*

*

Ads

Senin, 16 April 2012

Ang I Niocu Jilid 010

Adapun Kakek Song yang pulang ke rumah gedungnya, diam-diam menyuruh beberapa orang pelayan untuk mengamat-amati dan menjaga agar jangan sampai ada orang luar bisa masuk ke dalam taman dan agar supaya mengusir setiap orang muda yang mendekati tembok sekitar gedung dan pekarangannya. Dengan penjagaan ini, maka baik Cia Sun maupun Ceng Si sama sekali tidak mempunyai kesempatan untuk saling bertemu atau menyampaikan berita.

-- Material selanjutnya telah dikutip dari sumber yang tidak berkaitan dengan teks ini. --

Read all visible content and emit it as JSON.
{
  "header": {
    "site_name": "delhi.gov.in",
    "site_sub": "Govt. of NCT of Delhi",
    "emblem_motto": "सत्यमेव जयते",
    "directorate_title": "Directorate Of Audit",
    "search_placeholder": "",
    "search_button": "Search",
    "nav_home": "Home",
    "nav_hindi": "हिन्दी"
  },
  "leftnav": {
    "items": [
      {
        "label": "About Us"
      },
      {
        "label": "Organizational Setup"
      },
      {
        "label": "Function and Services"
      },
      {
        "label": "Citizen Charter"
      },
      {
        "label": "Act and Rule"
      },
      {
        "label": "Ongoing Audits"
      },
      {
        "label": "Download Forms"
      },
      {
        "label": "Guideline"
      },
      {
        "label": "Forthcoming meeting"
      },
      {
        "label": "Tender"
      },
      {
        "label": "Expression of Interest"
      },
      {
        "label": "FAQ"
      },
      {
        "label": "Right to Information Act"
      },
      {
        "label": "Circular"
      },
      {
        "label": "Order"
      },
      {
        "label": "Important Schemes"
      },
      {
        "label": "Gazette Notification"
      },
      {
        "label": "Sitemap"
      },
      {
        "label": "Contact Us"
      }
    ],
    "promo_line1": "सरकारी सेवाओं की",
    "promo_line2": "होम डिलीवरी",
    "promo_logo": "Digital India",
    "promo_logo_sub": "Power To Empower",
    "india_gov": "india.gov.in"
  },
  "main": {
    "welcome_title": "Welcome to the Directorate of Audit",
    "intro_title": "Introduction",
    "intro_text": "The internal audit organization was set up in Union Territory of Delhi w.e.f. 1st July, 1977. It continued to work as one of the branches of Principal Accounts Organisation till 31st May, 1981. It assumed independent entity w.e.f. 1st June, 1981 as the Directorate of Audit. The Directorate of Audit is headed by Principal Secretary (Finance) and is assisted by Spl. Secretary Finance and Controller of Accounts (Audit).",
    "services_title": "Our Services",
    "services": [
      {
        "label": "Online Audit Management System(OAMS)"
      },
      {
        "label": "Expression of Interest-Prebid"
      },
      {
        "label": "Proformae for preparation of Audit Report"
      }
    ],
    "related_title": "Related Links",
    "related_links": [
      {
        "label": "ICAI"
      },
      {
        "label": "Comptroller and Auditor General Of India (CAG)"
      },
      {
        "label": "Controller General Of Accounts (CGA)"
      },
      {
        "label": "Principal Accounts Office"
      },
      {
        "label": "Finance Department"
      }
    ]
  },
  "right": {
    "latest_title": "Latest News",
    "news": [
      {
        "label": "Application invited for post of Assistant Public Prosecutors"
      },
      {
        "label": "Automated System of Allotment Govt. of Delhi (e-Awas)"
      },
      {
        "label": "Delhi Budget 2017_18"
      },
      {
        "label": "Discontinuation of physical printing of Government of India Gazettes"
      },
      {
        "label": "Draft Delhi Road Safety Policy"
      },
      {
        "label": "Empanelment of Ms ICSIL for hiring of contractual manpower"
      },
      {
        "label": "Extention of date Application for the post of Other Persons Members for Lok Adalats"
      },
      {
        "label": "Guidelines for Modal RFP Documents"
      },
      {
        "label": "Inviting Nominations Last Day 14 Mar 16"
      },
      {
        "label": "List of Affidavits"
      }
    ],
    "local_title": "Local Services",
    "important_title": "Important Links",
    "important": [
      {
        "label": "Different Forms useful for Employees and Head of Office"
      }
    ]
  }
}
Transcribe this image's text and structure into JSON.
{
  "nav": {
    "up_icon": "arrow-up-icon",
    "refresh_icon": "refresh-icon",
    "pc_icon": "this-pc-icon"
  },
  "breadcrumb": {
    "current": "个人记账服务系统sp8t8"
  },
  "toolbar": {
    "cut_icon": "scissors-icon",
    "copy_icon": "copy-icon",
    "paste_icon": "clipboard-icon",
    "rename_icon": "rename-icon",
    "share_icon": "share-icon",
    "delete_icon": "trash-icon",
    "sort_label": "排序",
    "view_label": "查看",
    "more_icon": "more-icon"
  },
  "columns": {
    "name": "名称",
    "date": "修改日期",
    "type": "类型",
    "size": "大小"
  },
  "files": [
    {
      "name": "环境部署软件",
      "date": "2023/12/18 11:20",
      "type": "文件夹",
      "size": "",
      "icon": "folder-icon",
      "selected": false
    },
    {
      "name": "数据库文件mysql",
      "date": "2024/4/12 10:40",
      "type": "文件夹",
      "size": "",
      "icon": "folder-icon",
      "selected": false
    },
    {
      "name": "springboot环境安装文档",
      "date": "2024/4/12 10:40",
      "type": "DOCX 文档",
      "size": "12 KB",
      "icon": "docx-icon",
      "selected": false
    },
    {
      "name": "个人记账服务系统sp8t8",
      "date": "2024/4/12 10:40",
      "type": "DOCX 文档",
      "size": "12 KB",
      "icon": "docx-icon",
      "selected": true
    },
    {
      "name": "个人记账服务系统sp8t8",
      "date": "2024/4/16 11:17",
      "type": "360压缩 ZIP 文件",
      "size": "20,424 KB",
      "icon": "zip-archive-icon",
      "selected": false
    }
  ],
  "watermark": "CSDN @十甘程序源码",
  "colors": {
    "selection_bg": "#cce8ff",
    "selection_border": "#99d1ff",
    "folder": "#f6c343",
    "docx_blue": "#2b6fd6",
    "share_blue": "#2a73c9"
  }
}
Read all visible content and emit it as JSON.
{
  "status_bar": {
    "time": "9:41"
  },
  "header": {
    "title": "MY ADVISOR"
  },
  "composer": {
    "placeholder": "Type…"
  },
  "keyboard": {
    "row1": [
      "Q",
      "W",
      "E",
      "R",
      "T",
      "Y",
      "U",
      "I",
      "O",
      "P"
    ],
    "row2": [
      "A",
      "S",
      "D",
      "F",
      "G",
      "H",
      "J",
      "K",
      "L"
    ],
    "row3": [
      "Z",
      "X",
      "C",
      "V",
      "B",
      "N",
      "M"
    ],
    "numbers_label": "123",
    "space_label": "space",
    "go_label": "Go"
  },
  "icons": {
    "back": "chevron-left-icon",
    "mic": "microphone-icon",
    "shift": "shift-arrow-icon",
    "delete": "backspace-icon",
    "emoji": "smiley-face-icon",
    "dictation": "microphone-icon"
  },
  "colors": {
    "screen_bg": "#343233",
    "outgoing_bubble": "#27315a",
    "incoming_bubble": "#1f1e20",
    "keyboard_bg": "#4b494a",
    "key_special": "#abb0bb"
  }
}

Sementara itu, sepekan kemudian, datanglah utusan dari Sian-koan, dan Kakek Song terkejut bercampur girang bukan main, juga ia merasa heran sekali. Utusan yang datang itu adalah seorang setengah tua yang berpakaian mewah, datangnya membawa sebuah kereta penuh dengan barang-barang berharga.

Tadinya Kakek Song mengira bahwa yang datang ini tentulah seorang saudagar kaya, akan tetapi ia menjadi melongo ketika tamu ini memperkenalkan diri sebagai utusan dari keluarga Kiang di Sian-koan!

“Saya datang atas perintah dari Kiang-kongcu untuk membawa sekedar hadiah bagi Song-siocia, dan juga untuk membicarakan tentang hari pernikahan,” kata utusan itu.

Ketika barang-barang hadiah itu dibongkar, semua orang terheran-heran dan kagum bukan main. Lima belas kayu kain sutera yang paling halus dan mahal dan yang jarang sekali dilihat oleh orang-orang seisi rumah, lima buah barang ukiran dari perak yang amat indahnya, untuk hiasan dinding kamar, empat peti besar terisi kain-kain untuk muili, kelambu, dan lain-lain keperluan rumah tangga, sekantung uang emas dan sekantung pula uang perak, kemudian yang terakhir, sebuah hiasan rambut terbuat dari emas dan dihiasi batu kemala yang amat indahnya, berbentuk seekor kupu-kupu yang hinggap di atas setangkai bunga Cilan.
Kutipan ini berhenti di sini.